I had been missing that compelling sense of purpose to the work that comes with a good project. It’s such a relief and a comfort to dive back in. I heart knitting.
Pass the lemon juice, Honey
They grow so fast…
Yesterday’s Tropic Snow peach is noticeably bigger than yesterday and the last of the flower that was attached to it is gone. It’s almost April and it’s supposed to be ripe in June, so I guess it’s not wasting a moment. I stuck a finger down into the dirt, which could use some mulch: good. Still moist enough, don’t have to water yet.
I saw the beginning of two on the August Pride, too; they weren’t discernibly certain yesterday. Now they’re well past the just-a-guess, along with the new green plum needlepoints on the tree facing them. That little bit of rain last week didn’t hamper those blossoms after all.
I really like that planting those peaches has gotten me in the habit of walking around the backyard in the evenings and taking in the green and the growing and claiming it for my soul. Watching a bit of God’s knitting coming to be as the daylight stretches slowly longer.
Meantime, it looks like I’ll be able to make the baby afghan go further down towards my feet than I had thought the yarn would be able to reach to, good, and…after a week of dodging it, I’m finally catching Richard’s bug. Hoping that a cold will just be a cold.
(There was a get-together tonight that I was really looking forward to. My chocolate torte got delivered but my conscience needed me not to share the germs and I walked the garden here instead. To the vector, go the soils.)
Stole my heart
Who knew that blueberry flowers look like bluelessberries?
Ellen is the friend who asked to borrow the autoharp, and late this afternoon, her husband called and asked if he could swing by to pick it up?
Sure!
Allen showed up with the baby in his arms and daughter and son in tow of about three and five. It had been eight years since they’d moved out of our ward s
o that we no longer got to see them at church every week. I hadn’t met the little ones.

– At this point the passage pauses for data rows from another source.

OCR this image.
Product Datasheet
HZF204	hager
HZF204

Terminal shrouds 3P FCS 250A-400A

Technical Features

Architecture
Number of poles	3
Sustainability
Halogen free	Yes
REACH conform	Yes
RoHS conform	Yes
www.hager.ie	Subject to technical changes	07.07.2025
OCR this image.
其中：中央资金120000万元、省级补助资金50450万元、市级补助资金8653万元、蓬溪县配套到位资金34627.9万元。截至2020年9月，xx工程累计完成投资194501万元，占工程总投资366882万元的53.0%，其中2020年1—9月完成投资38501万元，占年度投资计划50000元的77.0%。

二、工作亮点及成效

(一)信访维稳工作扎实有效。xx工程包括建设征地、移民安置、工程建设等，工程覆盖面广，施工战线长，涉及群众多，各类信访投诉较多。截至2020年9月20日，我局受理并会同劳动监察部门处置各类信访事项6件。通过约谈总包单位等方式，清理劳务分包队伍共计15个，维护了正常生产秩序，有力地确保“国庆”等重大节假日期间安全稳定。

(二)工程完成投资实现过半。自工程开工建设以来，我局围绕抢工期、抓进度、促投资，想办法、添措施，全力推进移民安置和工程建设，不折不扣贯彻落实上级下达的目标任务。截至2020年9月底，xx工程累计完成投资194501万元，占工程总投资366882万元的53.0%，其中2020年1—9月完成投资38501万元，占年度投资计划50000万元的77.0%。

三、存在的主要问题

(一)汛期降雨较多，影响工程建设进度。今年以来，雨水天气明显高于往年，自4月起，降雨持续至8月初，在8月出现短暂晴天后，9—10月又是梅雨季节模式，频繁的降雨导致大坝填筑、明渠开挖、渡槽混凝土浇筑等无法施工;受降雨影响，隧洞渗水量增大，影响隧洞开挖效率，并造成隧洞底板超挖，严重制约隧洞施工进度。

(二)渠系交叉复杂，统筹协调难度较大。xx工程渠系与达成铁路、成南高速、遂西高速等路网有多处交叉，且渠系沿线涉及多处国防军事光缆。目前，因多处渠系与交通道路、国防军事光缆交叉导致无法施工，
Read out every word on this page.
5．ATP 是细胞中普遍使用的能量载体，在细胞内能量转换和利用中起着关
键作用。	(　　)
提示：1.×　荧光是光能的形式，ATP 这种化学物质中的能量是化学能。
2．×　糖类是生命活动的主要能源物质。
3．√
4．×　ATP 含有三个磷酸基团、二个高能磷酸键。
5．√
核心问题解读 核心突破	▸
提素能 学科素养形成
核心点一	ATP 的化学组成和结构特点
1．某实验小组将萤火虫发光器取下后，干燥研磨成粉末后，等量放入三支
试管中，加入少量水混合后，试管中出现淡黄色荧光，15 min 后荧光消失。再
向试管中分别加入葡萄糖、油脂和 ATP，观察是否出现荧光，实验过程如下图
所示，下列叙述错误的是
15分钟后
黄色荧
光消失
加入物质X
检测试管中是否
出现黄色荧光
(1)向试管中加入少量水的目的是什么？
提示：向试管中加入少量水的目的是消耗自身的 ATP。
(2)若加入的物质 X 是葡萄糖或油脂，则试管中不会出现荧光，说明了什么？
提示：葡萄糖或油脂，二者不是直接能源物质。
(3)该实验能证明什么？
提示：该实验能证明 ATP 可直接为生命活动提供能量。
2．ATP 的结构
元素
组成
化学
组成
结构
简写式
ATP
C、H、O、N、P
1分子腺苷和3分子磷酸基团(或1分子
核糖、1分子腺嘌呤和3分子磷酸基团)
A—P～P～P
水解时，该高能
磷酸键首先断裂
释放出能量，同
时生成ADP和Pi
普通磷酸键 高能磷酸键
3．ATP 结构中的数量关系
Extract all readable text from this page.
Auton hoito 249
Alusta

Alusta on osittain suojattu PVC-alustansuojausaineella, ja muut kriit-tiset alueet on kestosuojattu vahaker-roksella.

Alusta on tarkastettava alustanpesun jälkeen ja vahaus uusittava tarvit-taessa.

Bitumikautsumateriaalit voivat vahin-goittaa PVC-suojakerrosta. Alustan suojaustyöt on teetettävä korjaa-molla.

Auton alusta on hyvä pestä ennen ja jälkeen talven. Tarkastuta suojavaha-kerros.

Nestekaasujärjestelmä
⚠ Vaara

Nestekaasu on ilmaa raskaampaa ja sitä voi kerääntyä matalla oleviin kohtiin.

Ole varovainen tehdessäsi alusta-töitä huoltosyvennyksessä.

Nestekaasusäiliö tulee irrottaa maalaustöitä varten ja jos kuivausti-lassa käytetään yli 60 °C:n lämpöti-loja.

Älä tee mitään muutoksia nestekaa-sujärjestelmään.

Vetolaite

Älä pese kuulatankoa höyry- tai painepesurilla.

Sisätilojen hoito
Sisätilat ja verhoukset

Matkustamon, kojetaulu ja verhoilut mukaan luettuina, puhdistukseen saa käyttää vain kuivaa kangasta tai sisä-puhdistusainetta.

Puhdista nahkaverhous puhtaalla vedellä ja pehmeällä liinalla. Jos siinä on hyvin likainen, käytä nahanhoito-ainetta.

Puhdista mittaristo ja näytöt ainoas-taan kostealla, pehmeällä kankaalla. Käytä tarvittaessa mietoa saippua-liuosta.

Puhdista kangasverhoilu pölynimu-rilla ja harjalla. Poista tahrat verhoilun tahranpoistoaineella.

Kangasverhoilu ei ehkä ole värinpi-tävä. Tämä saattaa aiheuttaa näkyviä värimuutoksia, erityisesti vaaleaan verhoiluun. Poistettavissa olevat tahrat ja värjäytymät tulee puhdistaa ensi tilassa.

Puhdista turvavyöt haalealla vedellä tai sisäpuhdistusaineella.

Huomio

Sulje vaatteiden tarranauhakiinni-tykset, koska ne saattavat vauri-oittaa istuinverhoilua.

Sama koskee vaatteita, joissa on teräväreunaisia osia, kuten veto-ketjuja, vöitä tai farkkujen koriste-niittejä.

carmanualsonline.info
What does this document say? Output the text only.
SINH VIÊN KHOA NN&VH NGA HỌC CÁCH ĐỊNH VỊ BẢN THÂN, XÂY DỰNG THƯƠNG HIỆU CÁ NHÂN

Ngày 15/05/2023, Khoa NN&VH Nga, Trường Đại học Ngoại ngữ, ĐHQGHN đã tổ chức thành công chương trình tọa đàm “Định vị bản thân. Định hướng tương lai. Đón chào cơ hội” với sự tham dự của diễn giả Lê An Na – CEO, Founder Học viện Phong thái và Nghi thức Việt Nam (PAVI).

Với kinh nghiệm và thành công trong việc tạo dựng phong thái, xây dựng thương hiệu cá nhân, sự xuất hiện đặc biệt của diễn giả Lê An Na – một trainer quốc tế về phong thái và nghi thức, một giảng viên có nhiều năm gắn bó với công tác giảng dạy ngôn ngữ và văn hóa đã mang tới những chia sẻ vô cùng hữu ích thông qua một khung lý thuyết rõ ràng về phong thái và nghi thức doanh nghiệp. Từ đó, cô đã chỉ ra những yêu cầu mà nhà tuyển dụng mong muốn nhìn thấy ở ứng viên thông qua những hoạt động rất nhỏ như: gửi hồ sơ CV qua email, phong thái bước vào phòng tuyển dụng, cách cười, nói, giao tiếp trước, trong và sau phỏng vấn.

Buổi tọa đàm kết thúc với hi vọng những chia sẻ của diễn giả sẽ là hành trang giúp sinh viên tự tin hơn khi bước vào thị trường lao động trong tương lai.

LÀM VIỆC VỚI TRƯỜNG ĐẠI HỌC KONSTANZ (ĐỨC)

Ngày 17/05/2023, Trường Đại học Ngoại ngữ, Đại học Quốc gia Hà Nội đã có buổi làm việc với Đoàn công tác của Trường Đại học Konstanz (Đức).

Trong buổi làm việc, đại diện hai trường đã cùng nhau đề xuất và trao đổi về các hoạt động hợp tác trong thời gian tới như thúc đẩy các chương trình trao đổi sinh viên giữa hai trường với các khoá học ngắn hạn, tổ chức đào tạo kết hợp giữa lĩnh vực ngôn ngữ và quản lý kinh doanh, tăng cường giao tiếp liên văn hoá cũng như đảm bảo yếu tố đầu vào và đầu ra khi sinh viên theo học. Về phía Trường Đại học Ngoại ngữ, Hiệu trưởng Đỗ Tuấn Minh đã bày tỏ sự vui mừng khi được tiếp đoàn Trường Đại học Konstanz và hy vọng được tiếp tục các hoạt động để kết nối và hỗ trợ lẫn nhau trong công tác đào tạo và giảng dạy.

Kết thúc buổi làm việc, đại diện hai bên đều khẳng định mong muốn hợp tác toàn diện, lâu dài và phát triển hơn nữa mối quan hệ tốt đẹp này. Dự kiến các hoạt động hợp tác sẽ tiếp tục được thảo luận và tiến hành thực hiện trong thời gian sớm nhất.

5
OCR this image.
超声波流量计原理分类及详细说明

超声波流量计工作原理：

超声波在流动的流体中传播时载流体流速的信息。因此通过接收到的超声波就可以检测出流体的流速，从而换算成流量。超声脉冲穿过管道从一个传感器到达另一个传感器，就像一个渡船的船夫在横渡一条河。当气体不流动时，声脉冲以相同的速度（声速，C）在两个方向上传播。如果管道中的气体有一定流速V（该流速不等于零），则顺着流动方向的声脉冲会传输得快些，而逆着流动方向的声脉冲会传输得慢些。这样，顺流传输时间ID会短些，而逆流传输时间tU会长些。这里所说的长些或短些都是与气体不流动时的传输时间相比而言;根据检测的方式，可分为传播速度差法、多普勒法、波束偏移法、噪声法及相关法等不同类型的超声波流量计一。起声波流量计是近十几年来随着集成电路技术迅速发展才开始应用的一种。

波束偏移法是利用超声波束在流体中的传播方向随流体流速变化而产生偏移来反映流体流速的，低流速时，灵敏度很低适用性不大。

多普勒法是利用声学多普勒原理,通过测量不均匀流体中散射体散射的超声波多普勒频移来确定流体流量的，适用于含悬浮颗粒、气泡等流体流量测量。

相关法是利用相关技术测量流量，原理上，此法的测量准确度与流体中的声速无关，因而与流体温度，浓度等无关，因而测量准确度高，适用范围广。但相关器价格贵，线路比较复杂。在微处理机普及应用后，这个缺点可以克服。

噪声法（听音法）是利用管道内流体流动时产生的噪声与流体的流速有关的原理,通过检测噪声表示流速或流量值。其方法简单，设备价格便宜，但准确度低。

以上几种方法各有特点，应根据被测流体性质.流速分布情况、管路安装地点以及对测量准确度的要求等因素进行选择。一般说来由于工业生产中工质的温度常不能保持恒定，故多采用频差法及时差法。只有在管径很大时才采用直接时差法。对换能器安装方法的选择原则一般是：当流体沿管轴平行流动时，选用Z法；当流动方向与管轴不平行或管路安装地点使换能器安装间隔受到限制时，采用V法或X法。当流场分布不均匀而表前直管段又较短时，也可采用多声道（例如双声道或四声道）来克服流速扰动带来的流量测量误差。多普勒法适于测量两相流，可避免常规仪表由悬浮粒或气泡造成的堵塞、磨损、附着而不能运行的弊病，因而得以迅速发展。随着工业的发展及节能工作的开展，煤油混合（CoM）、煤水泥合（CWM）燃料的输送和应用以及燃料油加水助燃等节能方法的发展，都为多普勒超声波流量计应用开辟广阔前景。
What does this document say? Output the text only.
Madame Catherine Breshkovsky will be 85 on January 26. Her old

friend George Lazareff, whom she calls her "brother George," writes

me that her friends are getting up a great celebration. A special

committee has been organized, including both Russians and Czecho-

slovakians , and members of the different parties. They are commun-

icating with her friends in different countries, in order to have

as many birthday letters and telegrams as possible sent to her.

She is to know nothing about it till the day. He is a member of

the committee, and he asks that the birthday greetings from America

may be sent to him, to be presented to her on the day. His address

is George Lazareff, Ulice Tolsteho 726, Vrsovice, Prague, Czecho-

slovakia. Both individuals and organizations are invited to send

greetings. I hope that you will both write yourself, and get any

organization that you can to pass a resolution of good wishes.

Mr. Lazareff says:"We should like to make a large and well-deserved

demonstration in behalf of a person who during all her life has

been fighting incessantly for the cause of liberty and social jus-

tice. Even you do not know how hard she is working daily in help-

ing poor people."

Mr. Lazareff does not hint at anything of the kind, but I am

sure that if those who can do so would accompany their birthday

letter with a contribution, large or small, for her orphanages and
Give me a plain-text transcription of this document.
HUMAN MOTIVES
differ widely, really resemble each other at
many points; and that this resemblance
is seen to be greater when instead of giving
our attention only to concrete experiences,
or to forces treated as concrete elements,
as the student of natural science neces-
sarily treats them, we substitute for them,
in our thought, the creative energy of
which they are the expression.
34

The five-year-old wanted to show me why that autoharp was going to be appreciated for the week it would be at their house. He sang me three verses of a song; I smiled my biggest grandma smile. How often do I get to be serenaded by small happy people? The baby thought this was great and grinned back.
Then the middle child needed to give it her all, too, and she sang me a wobbly I Am A Child of God. Sweetie, you most definitely are. So cute.
The big brother had another go at it, and all the while I was standing in my doorway ready to walk the autoharp to the car because the dad’s arms were full, while the sun–late sun, but sun–was beaming in.
They had no way to know. I kept expecting it to be over while not wanting it to be over and the dad needed to be on his way, so coming in awhile wasn’t happening. Had it been noon, I would have said something, but at that hour, I hoped the risk was small–after all, I would be out in another half hour or hour snapping quick photos of my blueberries and plum tree, right?
The little girl held my hand as we went to their car. She asked as she climbed up into her carseat if I would come with them? But no.
We had made friends. I am utterly charmed.